Natacha Boivin: The client’s right to unilateral termination, provided for in the Civil Code of Quebec, may be exercised at any time, by notifying the contractor in writing of its decision and summoning the contractor to release the site and provide final billing for work performed up to the date of termination. Unless there is a clause in the works contract providing for a penalty in the event of termination, the contractor can generally only claim payment for work carried out or materials ordered to measure, but not yet installed and impossible to return. He cannot claim the loss of profit.
The client should obtain an expertise (architect, technologist, engineer, depending on the nature of the work) on the quality of the work performed and its value, before entrusting the rest of the work to a third party. If corrective work is required or overbilling is demonstrated, the client must give the contractor formal notice to correct the work and issue a credit for the overbilling, failing which he will have the work corrected by a third party. The formal notice is mandatory to exercise any recourse in the event of a disagreement.

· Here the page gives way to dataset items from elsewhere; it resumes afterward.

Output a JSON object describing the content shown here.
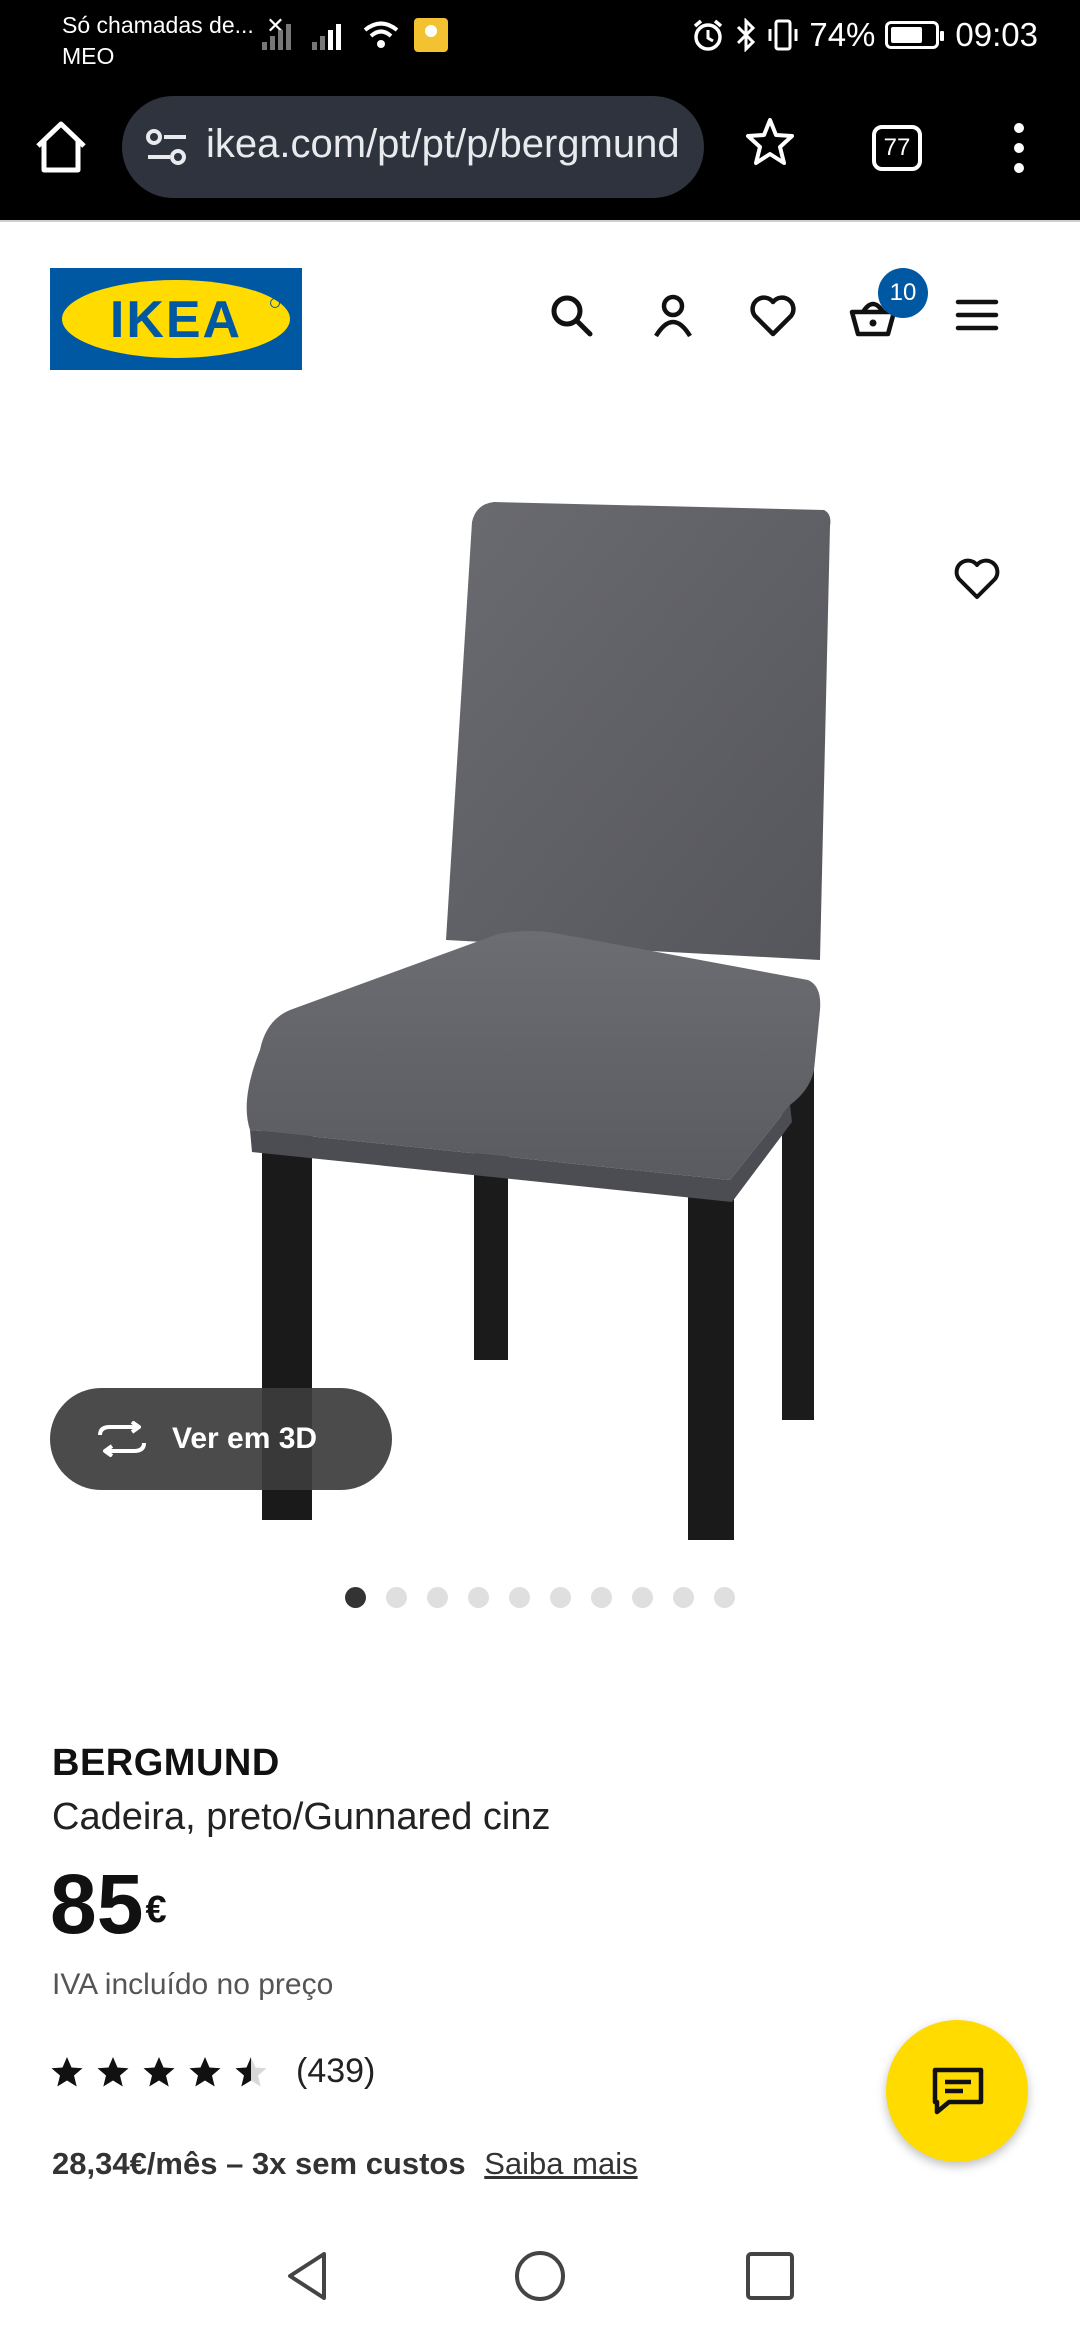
{
  "status_bar": {
    "carrier_line1": "Só chamadas de...",
    "carrier_line2": "MEO",
    "battery_text": "74%",
    "battery_level": 0.74,
    "time": "09:03"
  },
  "browser": {
    "url": "ikea.com/pt/pt/p/bergmund",
    "tab_count": "77"
  },
  "header": {
    "logo_text": "IKEA",
    "cart_count": "10"
  },
  "gallery": {
    "view_3d_label": "Ver em 3D",
    "image_count": 10,
    "active_index": 0
  },
  "product": {
    "name": "BERGMUND",
    "description": "Cadeira, preto/Gunnared cinz",
    "price": "85",
    "currency": "€",
    "vat_note": "IVA incluído no preço",
    "rating": 4.5,
    "review_count": "(439)",
    "installments": "28,34€/mês – 3x sem custos",
    "learn_more": "Saiba mais"
  },
  "colors": {
    "ikea_blue": "#0058a3",
    "ikea_yellow": "#ffdb00"
  }
}
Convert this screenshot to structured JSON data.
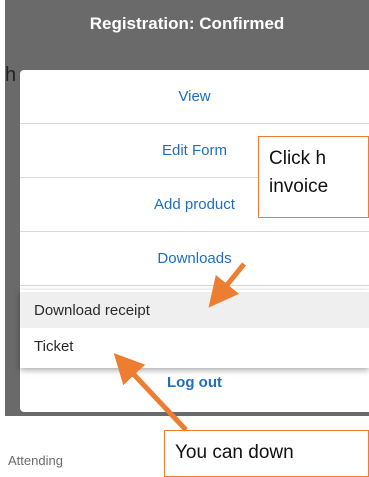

Geneviève: To stem the bleeding from our bank account, we had to end the work before the end. But the essentials had to be finished, including insulating for the winter, even if the mezzanine was not livable. Then, we only asked for one worker to finish the necessary work with us. But that was not enough to combat the forgotten invoices suddenly found and the invoices estimated without justification. It was apparently difficult to assess since the work had stopped before the end. Then came the end-of-contract extras, such as cleaning, which was not done. Finally, we had leaks with each rain until we brought in another roofer at our expense…
Geneviève: First of all, we would clearly wait for more funds. I think that before embarking on a big project, everyone should not only have the funds available for their project, but also a little more so that they can call on legal counsel if things go wrong. Then, we would have accepted the project follow-up proposed by our architect. After analysis, several things did not follow our architect’s plans and partly explain the overrun in labor time to redo everything, i.e. almost $60,000.
Finally, work is now progressing slowly but surely. And failing to go on vacation for lack of money, the couple discovered new skills in construction by finishing their project themselves!